If you desire to help others struggling with grief and bereavement issues, consider becoming a mental health counselor or working in the field of Mental Health. Contact schools offering degrees in mental health counseling or psychology for more information.

Grief therapy dogs

grief poetry therapy

Funeral homes are often solemn, formal environments. Many people have a hard time walking into these buildings, which immediately bring on overwhelming feelings of loss, tragedy, and loneliness.

But more funeral homes now employ “man’s and woman’s best friend” to provide a type of grief therapy. They’re called grief therapy dogs, and they offer empathy and comfort to those who must confront the death of a loved one in these rarefied environments.

Mourners take the time to pet these sympathetic friends, often initiating smiles and often lessening the heaviness of the situation.
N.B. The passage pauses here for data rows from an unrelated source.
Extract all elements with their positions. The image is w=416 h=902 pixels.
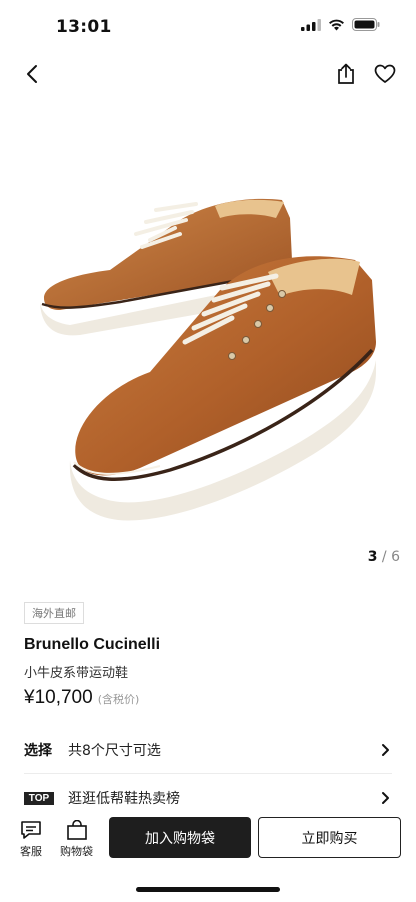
buy-now-button[interactable]: 立即购买 (258, 817, 401, 858)
ranking-text: 逛逛低帮鞋热卖榜 (68, 791, 180, 807)
price: ¥10,700 (24, 687, 93, 708)
status-bar: 13:01 (0, 0, 416, 52)
pager-separator: / (377, 549, 392, 565)
status-time: 13:01 (56, 17, 112, 37)
divider (24, 773, 392, 774)
back-button[interactable] (18, 60, 46, 88)
pager-total: 6 (391, 549, 400, 565)
bag-label: 购物袋 (60, 845, 93, 858)
price-row: ¥10,700 (含税价) (24, 687, 139, 709)
size-select-row[interactable]: 选择 共8个尺寸可选 (24, 738, 392, 762)
shipping-tag: 海外直邮 (24, 602, 84, 624)
price-note: (含税价) (97, 693, 140, 706)
signal-icon (301, 18, 321, 31)
customer-service-button[interactable]: 客服 (20, 820, 42, 859)
home-indicator[interactable] (136, 887, 280, 892)
service-label: 客服 (20, 845, 42, 858)
chevron-right-icon (378, 743, 392, 757)
heart-icon (374, 64, 396, 83)
wifi-icon (329, 19, 344, 30)
brand-name[interactable]: Brunello Cucinelli (24, 636, 160, 654)
back-arrow-icon (27, 65, 37, 83)
favorite-button[interactable] (371, 60, 399, 88)
bottom-action-bar: 客服 购物袋 加入购物袋 立即购买 (0, 814, 416, 866)
gallery-pager: 3 / 6 (368, 549, 400, 565)
share-icon (338, 63, 354, 84)
chevron-right-icon (378, 791, 392, 805)
add-to-bag-button[interactable]: 加入购物袋 (109, 817, 251, 858)
status-icons (301, 18, 380, 31)
top-badge: TOP (24, 791, 54, 805)
battery-icon (352, 18, 380, 31)
product-name: 小牛皮系带运动鞋 (24, 666, 129, 681)
select-label: 选择 (24, 743, 52, 759)
product-image[interactable] (0, 110, 416, 550)
share-button[interactable] (332, 60, 360, 88)
chat-icon (21, 821, 41, 839)
nav-bar (0, 52, 416, 96)
shopping-bag-button[interactable]: 购物袋 (60, 820, 93, 859)
pager-current: 3 (367, 549, 378, 565)
ranking-row[interactable]: TOP 逛逛低帮鞋热卖榜 (24, 786, 392, 810)
size-count-text: 共8个尺寸可选 (68, 743, 161, 759)
shopping-bag-icon (66, 820, 87, 840)
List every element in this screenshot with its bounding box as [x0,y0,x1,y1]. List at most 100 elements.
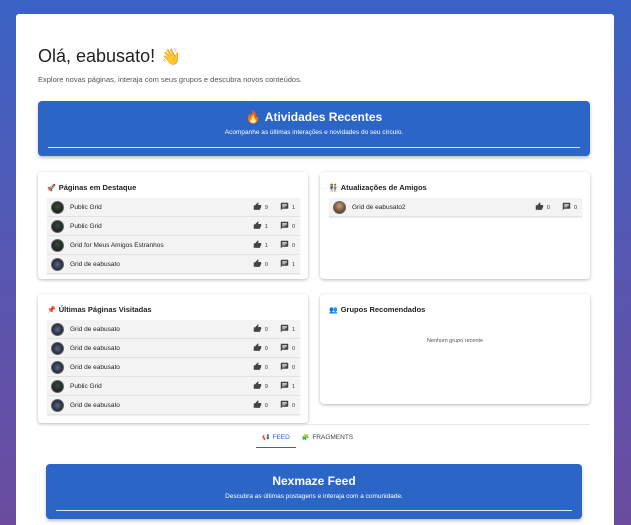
feed-banner-title: Nexmaze Feed [272,474,356,488]
item-stats: 01 [253,320,295,339]
tab-feed[interactable]: 📢 FEED [256,427,296,448]
friend-updates-title: 👫 Atualizações de Amigos [329,183,427,192]
item-name: Grid de eabusato [70,260,120,268]
like-icon[interactable] [535,202,544,213]
avatar [51,219,64,233]
feed-banner: Nexmaze Feed Descubra as últimas postage… [46,464,582,519]
list-item[interactable]: Grid de eabusato 0 1 [47,255,300,274]
like-count: 9 [264,204,268,211]
group-icon: 👥 [329,306,338,314]
feed-banner-subtitle: Descubra as últimas postagens e interaja… [225,493,403,500]
fire-icon: 🔥 [245,110,261,124]
item-stats: 00 [253,396,295,415]
like-count: 9 [264,383,268,390]
avatar [51,200,64,214]
friend-updates-list: Grid de eabusato2 0 0 [329,198,582,217]
comment-icon[interactable] [280,202,289,213]
comment-icon[interactable] [280,324,289,335]
tab-fragments-label: FRAGMENTS [312,434,354,441]
list-item[interactable]: Public Grid 1 0 [47,217,300,236]
like-count: 0 [264,326,268,333]
avatar [51,379,64,393]
comment-icon[interactable] [280,400,289,411]
avatar [51,257,64,271]
like-icon[interactable] [253,202,262,213]
item-name: Grid de eabusato [70,363,120,371]
banner-divider [56,510,572,511]
item-name: Grid de eabusato [70,325,120,333]
recommended-groups-label: Grupos Recomendados [340,305,426,314]
comment-count: 1 [291,261,295,268]
like-count: 0 [264,345,268,352]
list-item[interactable]: Grid de eabusato 0 0 [47,396,300,415]
item-name: Public Grid [70,382,102,390]
banner-divider [48,147,580,148]
greeting-subtitle: Explore novas páginas, interaja com seus… [38,75,302,84]
item-stats: 00 [253,358,295,377]
like-count: 1 [264,242,268,249]
comment-count: 0 [291,364,295,371]
item-stats: 91 [253,377,295,396]
comment-icon[interactable] [280,343,289,354]
avatar [51,398,64,412]
activity-banner-subtitle: Acompanhe as últimas interações e novida… [224,129,404,136]
item-stats: 91 [253,198,295,217]
activity-banner-title: Atividades Recentes [264,110,383,124]
list-item[interactable]: Grid de eabusato2 0 0 [329,198,582,217]
item-name: Public Grid [70,222,102,230]
list-item[interactable]: Grid de eabusato 0 0 [47,358,300,377]
comment-icon[interactable] [280,240,289,251]
comment-icon[interactable] [280,381,289,392]
comment-icon[interactable] [562,202,571,213]
activity-banner: 🔥 Atividades Recentes Acompanhe as últim… [38,101,590,156]
comment-icon[interactable] [280,259,289,270]
item-stats: 00 [253,339,295,358]
comment-count: 1 [291,326,295,333]
pin-icon: 📌 [47,306,56,314]
comment-icon[interactable] [280,221,289,232]
like-icon[interactable] [253,240,262,251]
comment-count: 0 [291,402,295,409]
empty-groups-message: Nenhum grupo recente [426,338,484,344]
list-item[interactable]: Grid de eabusato 0 0 [47,339,300,358]
list-item[interactable]: Public Grid 9 1 [47,377,300,396]
list-item[interactable]: Grid for Meus Amigos Estranhos 1 0 [47,236,300,255]
tab-fragments[interactable]: 🧩 FRAGMENTS [296,427,359,448]
recent-pages-label: Últimas Páginas Visitadas [58,305,152,314]
comment-count: 1 [291,383,295,390]
like-count: 0 [264,402,268,409]
item-name: Grid de eabusato [70,344,120,352]
list-item[interactable]: Public Grid 9 1 [47,198,300,217]
comment-count: 0 [291,345,295,352]
recent-pages-title: 📌 Últimas Páginas Visitadas [47,305,152,314]
dashboard-page: Olá, eabusato! 👋 Explore novas páginas, … [16,14,614,525]
like-icon[interactable] [253,362,262,373]
like-icon[interactable] [253,221,262,232]
greeting-text: Olá, eabusato! [38,46,156,66]
comment-count: 0 [573,204,577,211]
like-icon[interactable] [253,400,262,411]
tab-feed-label: FEED [272,433,290,441]
like-icon[interactable] [253,381,262,392]
featured-pages-label: Páginas em Destaque [58,183,137,192]
wave-emoji-icon: 👋 [161,48,182,66]
tabs-divider [38,424,590,425]
like-icon[interactable] [253,259,262,270]
rocket-icon: 🚀 [47,184,56,192]
comment-count: 0 [291,223,295,230]
avatar [333,200,346,214]
like-count: 1 [264,223,268,230]
like-icon[interactable] [253,343,262,354]
item-name: Grid de eabusato2 [352,203,406,211]
avatar [51,322,64,336]
friends-icon: 👫 [329,184,338,192]
friend-updates-label: Atualizações de Amigos [340,183,427,192]
puzzle-icon: 🧩 [301,435,310,441]
like-icon[interactable] [253,324,262,335]
item-stats: 10 [253,236,295,255]
comment-icon[interactable] [280,362,289,373]
item-stats: 10 [253,217,295,236]
list-item[interactable]: Grid de eabusato 0 1 [47,320,300,339]
recommended-groups-card: 👥 Grupos Recomendados Nenhum grupo recen… [320,294,590,404]
featured-pages-card: 🚀 Páginas em Destaque Public Grid 9 1 Publi… [38,172,308,279]
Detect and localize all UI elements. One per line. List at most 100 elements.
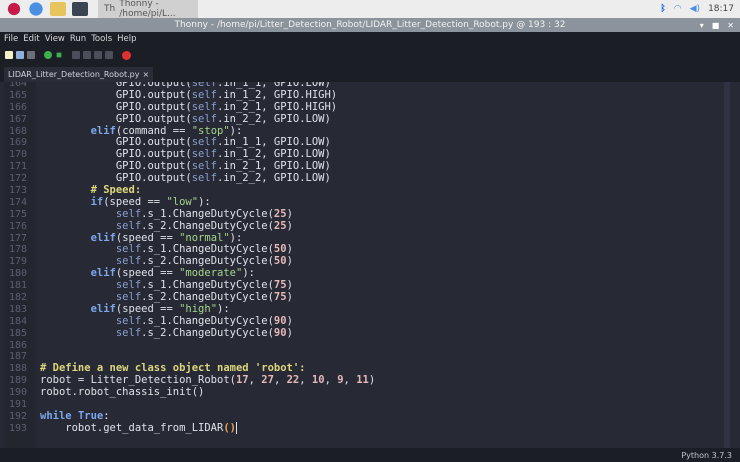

The dogs are sent through a certification program that trains them to pick up on signals of sadness and bereavement. While this seems incredible to many, those who own grief therapy dogs feel that these animals have a special sense for identifying and giving extra attention to those who are suffering the most.

Science may never be able to prove that dogs have a unique “suffering” sense. But the use of grief therapy dogs is starting to catch on across the country. Just as dog owners around the world swear by the faithfulness of their pets, so do those who have found a loving, nonjudgmental friend in an otherwise unbearable environment.